Building Our Past and Present -- A Look at Carpenters’ Hall

So if we looked, really looked, through the doorways of some of Philadelphia’s 67 National Historic Landmarks (NHLs), what would we find?  What could we imagine?

Suppose we try this with Carpenters’ Hall (CH), located at 320 Chestnut Street near Independence National Historical Park. CH was built in 1770 as a headquarters for the Carpenters Company of the City and County of Philadelphia (CCP). 

In addition to the members of CCP being some of the city’s major leaders during the colonial and new nation eras, CH also housed major cultural and political activities.  Here’s a sample of the history:

  • Benjamin Franklin’s Library Company operated in CH in the 1730s
  • CCP members directed the construction of the Pennsylvania State House (later known as Independence Hall) in the 1750s
  • The First Continental Congress met at CH in September, 1774, instead of the new Pennsylvania State House. Here, delegates from 12 of the American colonies deliberated over the next political steps long before independence
  • When the British occupied Philadelphia during the American Revolution, its army used CH as a hospital
  • When Philadelphia was the national capital from 1790-1800, new populations moved here from New York City and elsewhere, and CC leaders directed the construction of new residential and commercial buildings
  • When the First Bank of the United States opened for business in 1791, CH was its home until it moved into its own building in 1797 at 120 S. 3rd Street
  • The Musical Fund Society practiced at CH in the 1820s on a weekly basis

Both the CCP and CH have been involved in major domestic and international matters, events and trends since the colonial era. The Worshipful Company of Carpenters in London served as the model for the CCP and some CCP members were English, so the global reach was clear from the start.  CCP members were among the city’s civic, political, and cultural leaders. The First Bank of the United States was involved in many international commercial and financial activities while its directors conducted operations at CH, and the new country's funds were held there during this time. 

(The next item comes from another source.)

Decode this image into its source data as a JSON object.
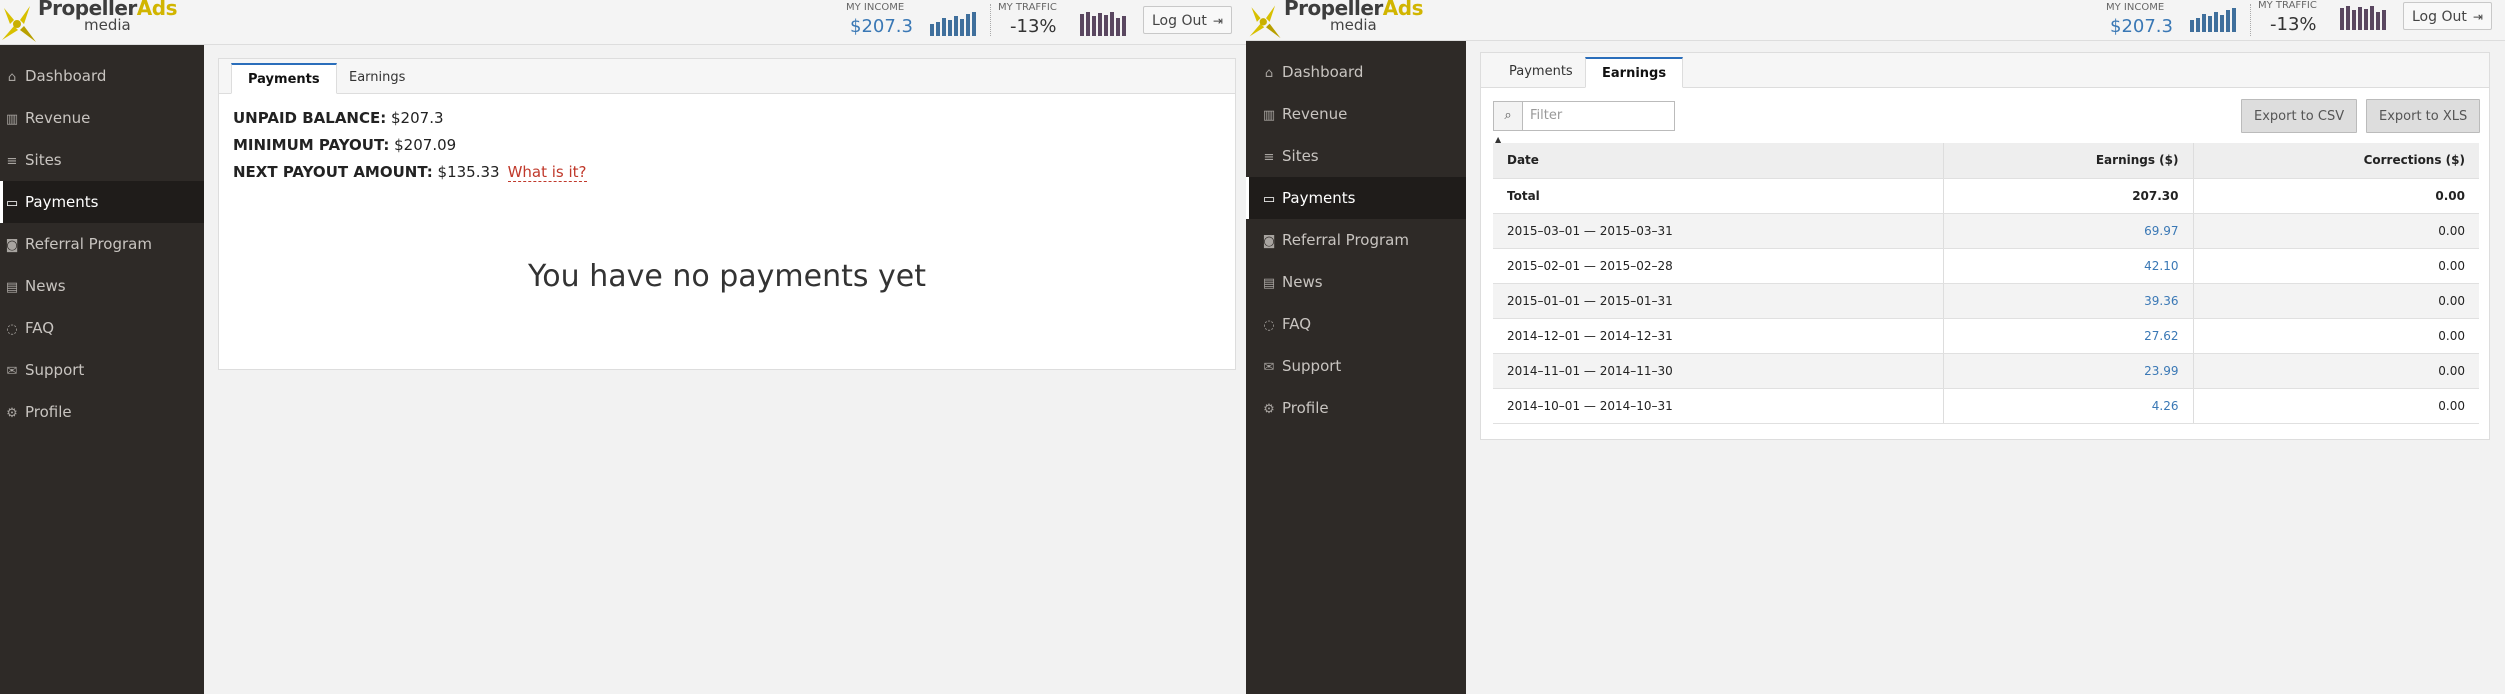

And now, as we are all adapting to new challenges and ways of communicating with each other, CH is offering new possibilities. For example, CH is hosting a reading program focused on the yellow fever epidemic of the 1790s (Urban Epidemic: Yellow Fever Reading Group Tickets, Multiple Dates) and reminding us that many of its holdings are available online (Carpenters' Company Digital Archive & Museum). We can look forward to CH’s exhibit, Places for the People: WPA Travel Posters, later in the year, offered in collaboration with the Free Library of Philadelphia. As Michael L. Norris, CH’s executive director, offered, “Carpenters’ Hall is an architectural gem and one of Philadelphia’s most significant historical sites. Like all our peers in the cultural community, we are striving to be nimble in these challenging times and to engage the public in appropriate and relevant ways.” We know that to be true!

Possible Activities

Using the image and short chronology included with this article, many ideas for activities may come to mind for families, teachers, students. Here are a few possibilities to get you started:

  • If you were sitting on CH’s steps when Philadelphia was still a colonial city, what might you see? Maybe various workers, indentured servants and slaves going about their daily tasks? Or, importers and tradesmen driving their goods around the streets? Local farmers delivering flaxseed for export to England and Ireland to weave into linen? Maybe you can write about what you see, or draw pictures?
  • If you were inside CH, what would it look like when the British was using CH as a hospital during the American Revolution? 
  • What would it sound like inside CH if the Musical Fund Society was practicing?  What instruments might the musicians play?
  • If you think about the CC leadership and what CC accomplished, what does it make you think about what makes a good civic, cultural, or business leader?  What is good civic participation?
  • CH was an important meeting place in the colonial and new nation era.  How was all of that arrangement different from our time of Zoom meetings?
  • How do construction and building trades differ now from the colonial era when the CC was new?